Educative: Interactive Courses for Software Developers

Let’s say we want to deploy our new release only to 20% of the users and that we will monitor metrics for 60 seconds. During that period, we’ll be validating whether the error rate is within a predefined threshold and whether the time it takes to process requests is within some limits. If everything seems right, we’ll increase the percentage of users who can use our new release for another 20%, and continue monitoring metrics to decide whether to proceed. The process should repeat until the new release is rolled out to everyone, twenty percent at a time every thirty seconds.

Now that we have a general idea of what we want to accomplish and that all the tools are set up, all that’s missing is to create Flagger Canary definition.

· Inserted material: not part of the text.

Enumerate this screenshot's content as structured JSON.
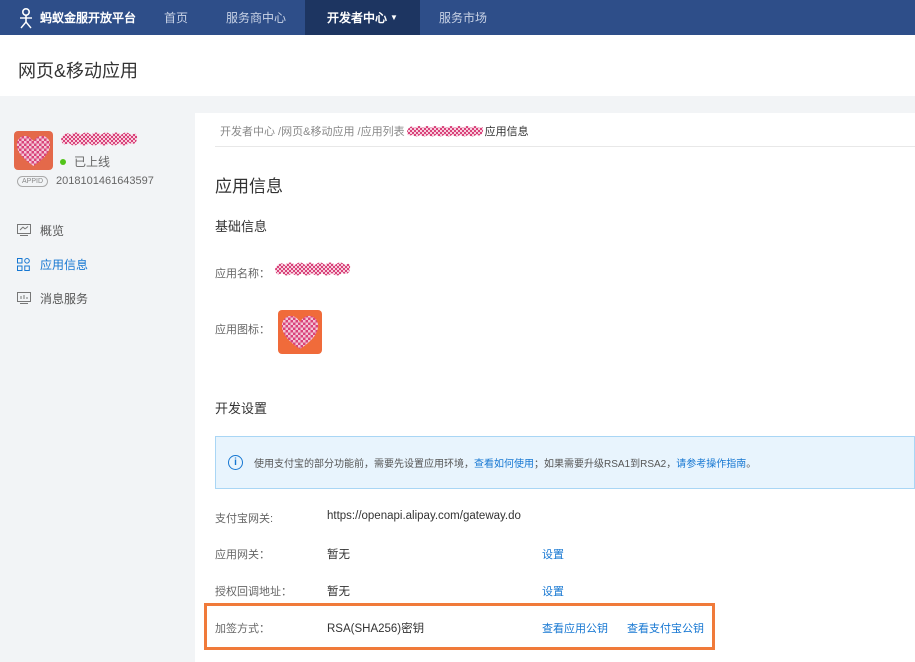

Fortunately, canary deployments with Flagger are available in Jenkins X build packs since January 2020. So, there’s not much work to do to convert our application to use the canary deployment process.

The `Canary` resource definition#

Let’s take a look at the Canary resource definition already available in our project.

Enter to Rename, Shift+Enter to Preview

The output is as follows.

{{- if .Values.canary.enabled }}
apiVersion: flagger.app/v1alpha3
kind: Canary
metadata:
  name: {{ template "fullname" . }}
  labels:
    draft: {{ default "draft-app" .Values.draft }}
    chart: "{{ .Chart.Name }}-{{ .Chart.Version | replace "+" "_" }}"
spec:
  provider: istio
  targetRef:
    apiVersion: apps/v1
    kind: Deployment
    name: {{ template "fullname" . }}
  progressDeadlineSeconds: {{ .Values.canary.progressDeadlineSeconds }}
  {{- if .Values.hpa.enabled }}
  autoscalerRef:
    apiVersion: autoscaling/v2beta1
    kind: HorizontalPodAutoscaler
    name: {{ template "fullname" . }}
  {{- end }}
  service:
    port: {{ .Values.service.externalPort }}
    targetPort: {{ .Values.service.internalPort }}
    gateways:
    - {{ template "fullname" . }}
    hosts:
    - {{ .Values.canary.host }}
  analysis:
    interval: {{ .Values.canary.canaryAnalysis.interval }}
    threshold: {{ .Values.canary.canaryAnalysis.threshold }}

Enter to Rename, Shift+Enter to Preview

`canary.enabled`#

The whole definition is inside an if statement so that Canary is created only if the value canary.enabled is set to true. That way, by default, we will not use canary deployments at all. Instead, we’ll have to specify when and under which circumstances they will be created. That might spark the question “why do we go into the trouble of making sure that canary deployments are enabled only in certain cases?” Why not use them always?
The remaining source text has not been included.